Foram só anúncios: meros exercícios de propaganda. O Executivo da geringonça vai entrar no último ano da legislatura e é já mais do que óbvio que nem sequer conseguirá colmatar as brechas no parque ferroviário nacional, sendo certo que o tempo mínimo entre a encomenda e a chegada de novos comboios é de três anos, pelo menos.

Neste Verão, a situação descarrilou por completo. Todos os grupos parlamentares se mexeram, com o caricato de deputados PS que se dirigiram à linha do Oeste para uma acção política terem de desistir por a viagem ter sido suprimida nesse mesmo dia. O tormento por que passam os utentes da CP levou a que se percebesse que décadas sem investimento implicam que se chegue a um dia sem capacidade de resposta.

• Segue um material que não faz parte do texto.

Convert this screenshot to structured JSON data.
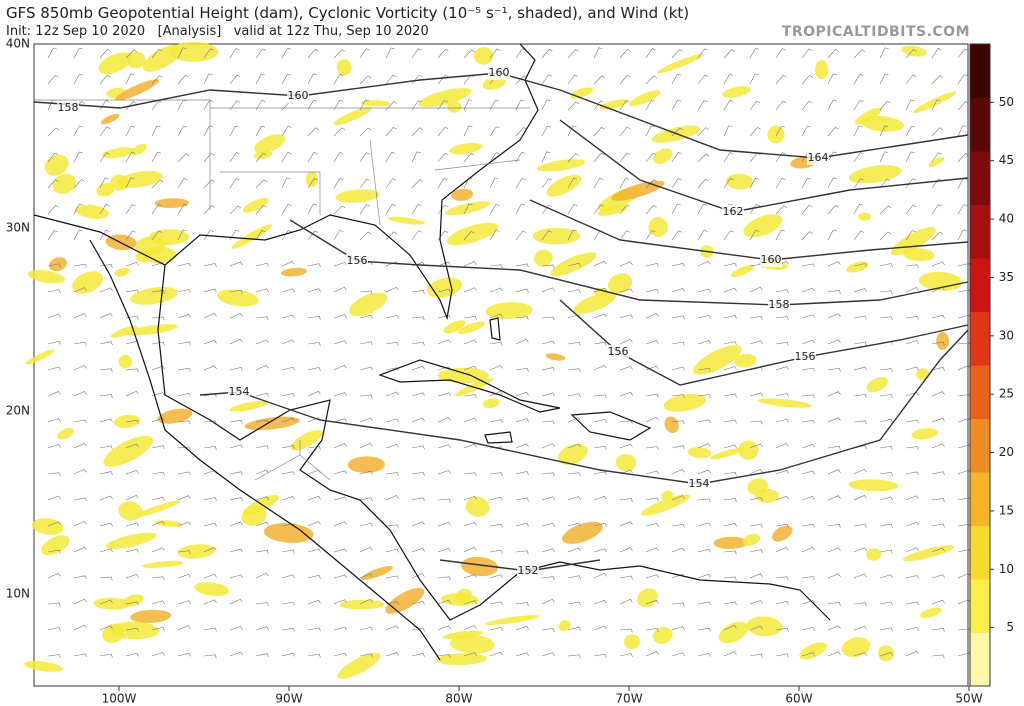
{
  "header": {
    "title": "GFS 850mb Geopotential Height (dam), Cyclonic Vorticity (10⁻⁵ s⁻¹, shaded), and Wind (kt)",
    "subtitle": "Init: 12z Sep 10 2020   [Analysis]   valid at 12z Thu, Sep 10 2020",
    "site": "TROPICALTIDBITS.COM"
  },
  "map": {
    "lat_labels": [
      "40N",
      "30N",
      "20N",
      "10N"
    ],
    "lon_labels": [
      "100W",
      "90W",
      "80W",
      "70W",
      "60W",
      "50W"
    ],
    "contour_labels": [
      158,
      160,
      160,
      164,
      162,
      160,
      158,
      156,
      156,
      156,
      154,
      154,
      152
    ]
  },
  "colorbar": {
    "ticks": [
      5,
      10,
      15,
      20,
      25,
      30,
      35,
      40,
      45,
      50
    ]
  }
}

Para já, sabe-se que as Finanças “congelaram” aos transportes ferroviários 100 milhões de euros que estavam destinados a despesa com aquisição de bens, serviços e projectos. O valor representa 16% do total de “cativações”. Ou seja, não existiu, até ao actual colapso, a menor vontade de investimento. Para além disso, a empresa não recebe indemnizações compensatórias há mais de três anos, o que agravou a quebra do investimento e afectou a oferta e a qualidade do serviço.